L'Amandier. Signe de la renaissance de la nature, cet arbre à la feuillaison printanière est aussi un symbole de fragilité car ses fleurs, ouvertes dès l'arrivée du printemps, sont sensibles au gel tardif. Chez les Grecs, l'amande pressée était comparée à la semence de Zeus, en tant que puissance créatrice. On affirme même que l'Amandier remonte directement à ce Dieu et que son fruit peut féconder une vierge indépendamment de l'union sexuelle. Selon une croyance qui tient encore en Europe, la jeune fille qui s'endort sous un Amandier en rêvant à son fiancé, peut soudainement se réveiller enceinte.
L'Aubépine. On accordait à cet arbre des pouvoirs permettant de détourner la foudre, de conserver la viande, d'empêcher de faire tourner le lait et d'éloigner les serpents; d'où des plantations fréquentes d'Aubépines à proximité des granges et des étables.
Le Bouleau. Les chamans de la Sibérie vantaient les vertus thérapeutiques de cet arbre des régions froides et tempérées. Ils n'hésitaient pas à monter dans ses branches pour mieux entrer en contact avec les Dieux de l'autre monde. On peut également s'interroger sur les raisons inconscientes qui font autant apprécier le Bouleau comme arbre d'ornement, une essence qui, pourtant, ne possède pas une grande espérance de vie et qui, mis à part sa beauté esthétique, offre plus d'inconvénients que d'avantages en ornementation. S'agit-il de sa blancheur, un symbole de pureté, ou de l'extrême finesse de sa ramure qui rend cet arbre si attirant?

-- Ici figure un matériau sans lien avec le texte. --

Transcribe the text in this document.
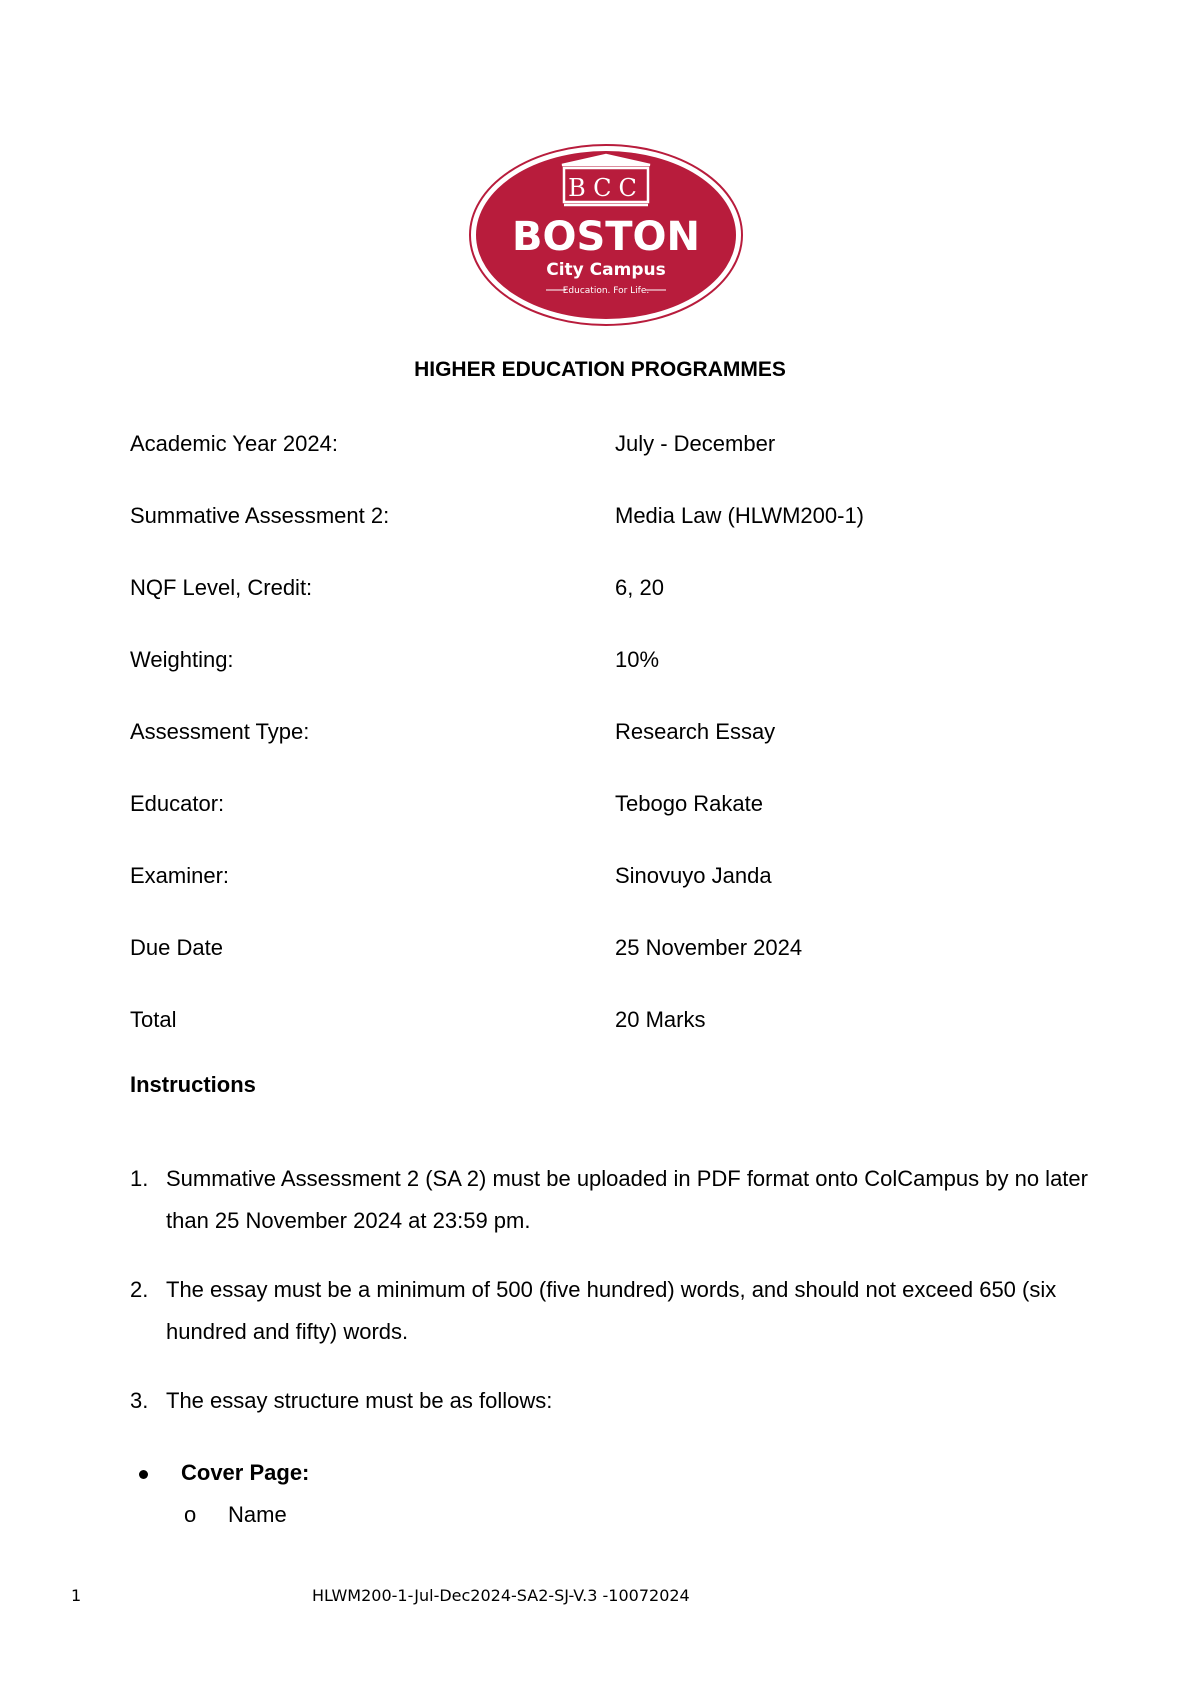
BCC
BOSTON
City Campus
Education. For Life.
HIGHER EDUCATION PROGRAMMES
Academic Year 2024:	July - December
Summative Assessment 2:	Media Law (HLWM200-1)
NQF Level, Credit:	6, 20
Weighting:	10%
Assessment Type:	Research Essay
Educator:	Tebogo Rakate
Examiner:	Sinovuyo Janda
Due Date	25 November 2024
Total	20 Marks
Instructions
1. Summative Assessment 2 (SA 2) must be uploaded in PDF format onto ColCampus by no later than 25 November 2024 at 23:59 pm.
2. The essay must be a minimum of 500 (five hundred) words, and should not exceed 650 (six hundred and fifty) words.
3. The essay structure must be as follows:
Cover Page:
o Name
1	HLWM200-1-Jul-Dec2024-SA2-SJ-V.3 -10072024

Le Chêne. Arbre sacré dans de nombreuses traditions, le Chêne est investi de privilèges accordés à la divinité suprême parce qu'il attire la foudre et symbolise la majesté. En tout temps et en tout lieu, le Chêne est synonyme de force et de solidité. C'est du moins l'impression qu'il laisse quand il atteint sa maturité. Notons que le bois du chêne a la propriété d'être incorruptible, alors ne soyons donc pas étonnés d'apprendre que les termes "chêne" et "force" se traduisent en latin par le même mot: robur, symbolisant autant la force morale que physique. Il est le symbole de l'arbre de vie, le salut ainsi que les figures allégoriques de la Force et de la Prospérité. Le chêne est aussi l'arbre consacré à Jupiter dans la mythologie classique où de grands chênes croissent dans la forêt de Dodone, en Épire, qui est consacré à l'oracle de ce dieu, et est l'un des plus anciens sanctuaires grecs.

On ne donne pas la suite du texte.